New York State Court of Claims

ROSADO v. THE STATE OF NEW YORK, #2001-028-0012, Claim No. 100322


Negligence - failure to use seatbelts. Claimant, inmate, was returning from medical trip in State van when van was struck in rear. Claimant failed to meet threshold as there was no medical evidence to support showing of "serious injury" within the meaning of Insurance Law 5102(d). Claim dismissed.

Case Information

LUIS ROSADO The caption of the claim is amended to reflect the State of New York as the only proper party defendant.
Claimant short name:
Footnote (claimant name) :

Footnote (defendant name) :
The caption of the claim is amended to reflect the State of New York as the only proper party defendant.
Third-party claimant(s):

Third-party defendant(s):

Claim number(s):
Motion number(s):

Cross-motion number(s):

Claimant's attorney:
Defendant's attorney:
BY: Michael Friedman, Esq. Assistant Attorney General
Third-party defendant's attorney:

Signature date:
April 13, 2001

Official citation:

Appellate results:

See also (multicaptioned case)


This claim arises out of a motor vehicle accident which occurred on May 19, 1998 while claimant was being transported back to Eastern Correctional Facility from a medical appointment in a vehicle owned by the Department of Correctional Services and operated by its employees. Claimant alleges that the Defendant was negligent in failing to fasten his seat belt when he was placed, handcuffed, in the transport vehicle.

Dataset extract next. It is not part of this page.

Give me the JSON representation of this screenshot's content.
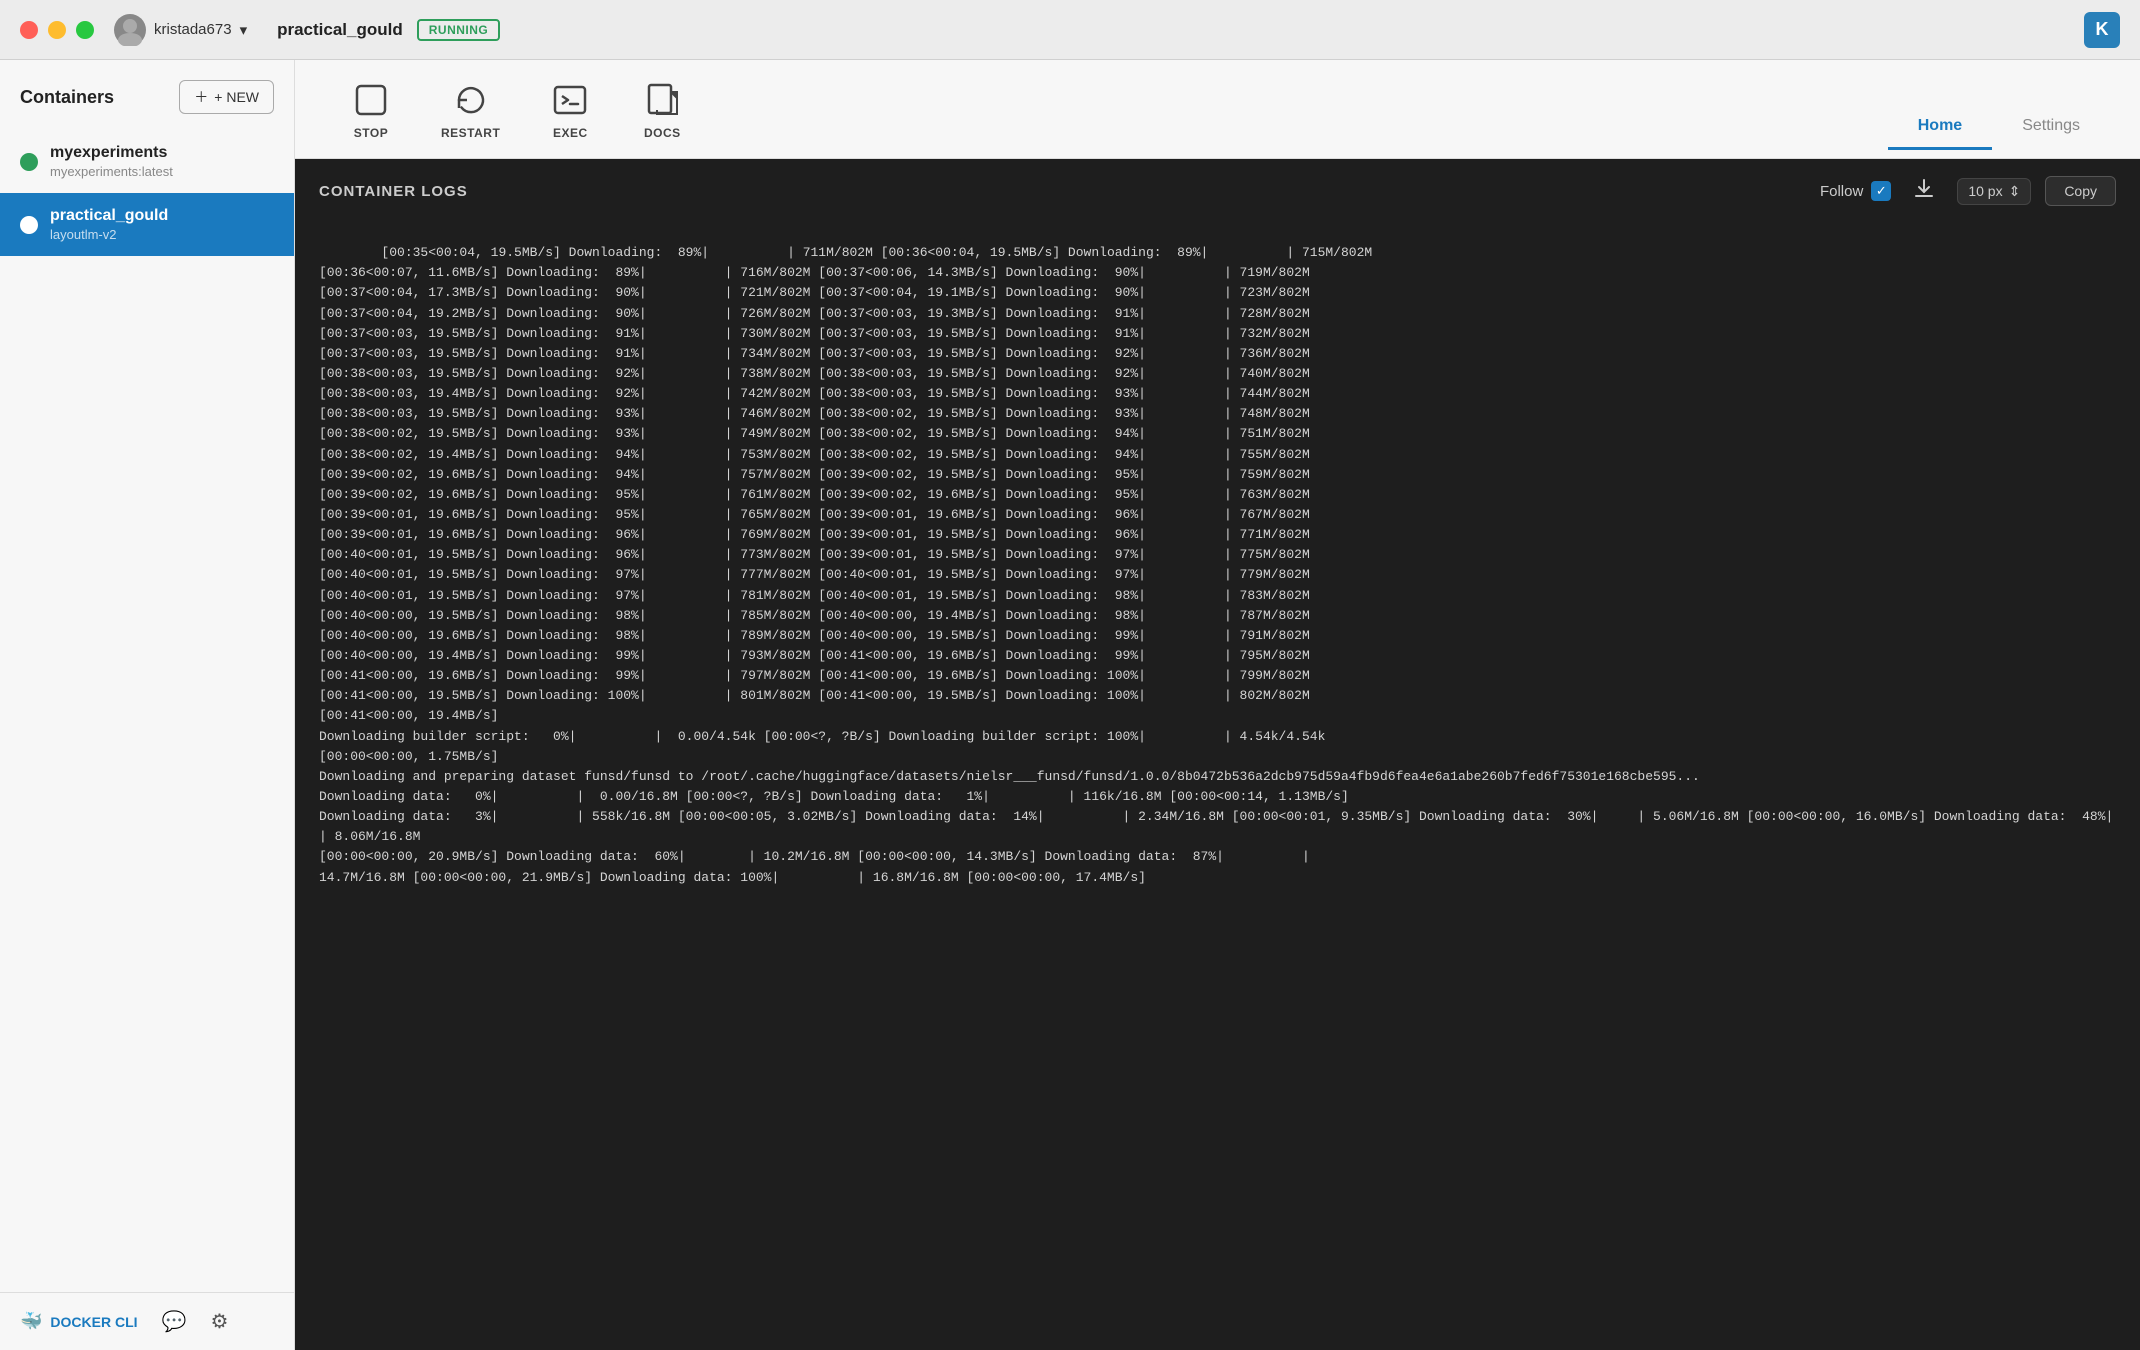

Claimant testified that the accident occurred when the van in which he was riding was struck in the rear while stopped for road construction. Claimant described the vehicle as "a regular State van" and "bus" used to transport inmates.[1]
According to claimant, the force of the impact propelled him into the back of the inmate seated in front of him. Claimant testified the van was equipped with seat belts, but they were not fastened by the DOCS employees when he was placed in the vehicle. Claimant stated he could not fasten his own seat belt as he was restrained with handcuffs. While his hands were joined in front, he nevertheless could not fasten his seat belt as the handcuffs were affixed to a waist chain. He also wore leg irons upon his ankles. Claimant testified in very vague terms regarding the injury he alleged he sustained.[2]
The Defendant moved to dismiss the claim at the conclusion of Claimant's proof on the basis that, inter alia, claimant failed to establish he had suffered a serious injury as required by Insurance Law 5102. The Court reserved decision at trial and now addresses Defendant's motion.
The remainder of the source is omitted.